The fundamental element of ACT for treating pain is experiential avoidance. Persons who choose experiential avoidance try to control or avoid pain instead of experiencing it. The primary model for ACT based on Hayes’ point of view suggests that trying to control or avoid pain is correlated with higher pain levels [44].

The first step in explaining increased pain acceptance uses the creative hopelessness concept. During the first sessions, the patient learns that trying to control or avoid pain does not reduce the pain and, instead, results in being involved in it [26]. Furthermore, self-as-context and cognitive defusion play a role in pain perception and adapting it. The patients learn that experiencing pain is not the same as their existence and totality [28, 45, 46].

As a result of ACT, the patients learn that there is a difference between one’s existential nature and their experiences, affects, feelings, and thoughts, and feeling the pain does not indicate a total weakness in their personality. Furthermore, the patients learn to be self-observers of experiencing pain, without judgment. Using techniques like the white room, they also learn to experience pain solely in the present moment, similar to other emotions like sadness, happiness, kindness, and anger without trying to reduce it. Various studies have indicated that this leads to increased pain tolerance and decreased pain perception [47, 48].

Finally, the patients learn to identify and clarify their values and act on them. In a study on ACT, Wetherell indicated that patients with chronic pain who mostly live according to their values are less likely to catastrophize pain and more likely to accept it [24].

This research indicated that emphasizing acceptance and living according to personal values despite the pain and using self-as-context and cognitive defusion techniques could significantly lower the pain perception and increase social and work functioning in the patients.

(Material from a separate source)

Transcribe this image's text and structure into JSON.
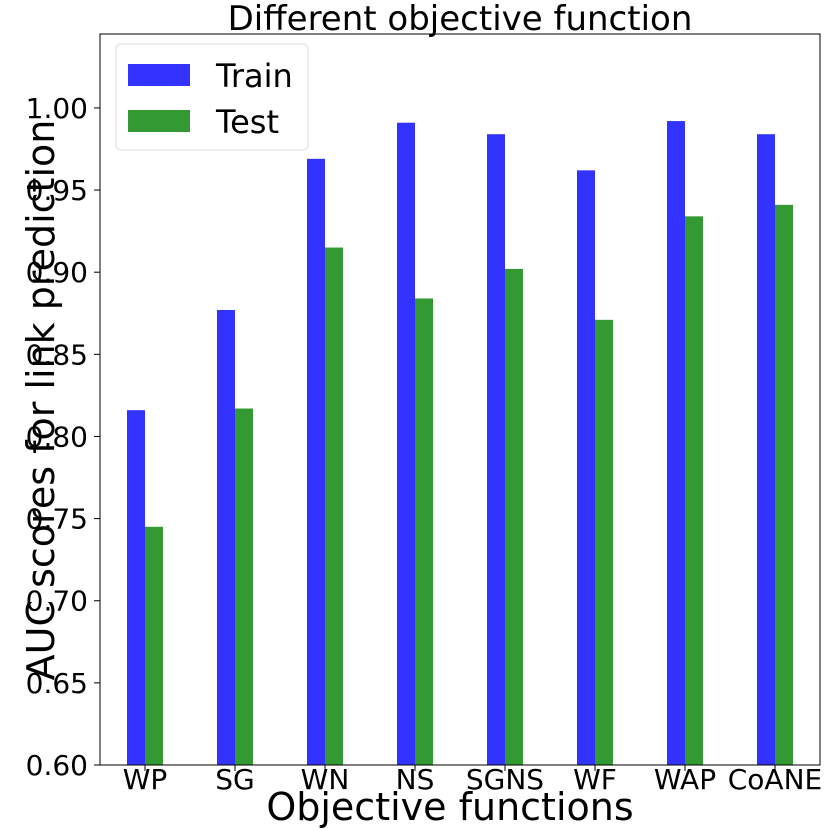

Future studies measuring concepts related to acceptance and pain tolerance are recommended in patients with PDN. These concepts include self-kindness and common humanity based on a mindful self-compassion approach. Moreover, in the current protocol, acceptance is the main emphasized component for the first three sessions; it is recommended that future investigations use mid-test to focus on acceptance solely without involving the other therapeutic components and measuring if it can predict the reduction of pain severity in the ACT model for pain in neuropathy. Moreover, according to van Laake-Geelen’s research in 2019, utilizing physical, behavioral techniques such as exercise therapy accompanied by ACT results in improved diabetic neuropathy pain management [49].

The limitations of the current research include using no measure of actual daily functioning, disability, and emotional functioning, utilizing self-report scales, reduction in sample size due to high dropout rate during screening regarding inclusion and exclusion criteria for neuropathy pain, low educability of the clinical sample due to the age range and being aged and not having an extended follow-up for examining the stability of pain acceptance on decreasing pain perception.

Conclusions

The results indicated that acceptance and commitment therapy could be used as a psychological intervention alongside pharmacotherapy to improve pain acceptance and reduce pain perception in patients with painful diabetic neuropathy.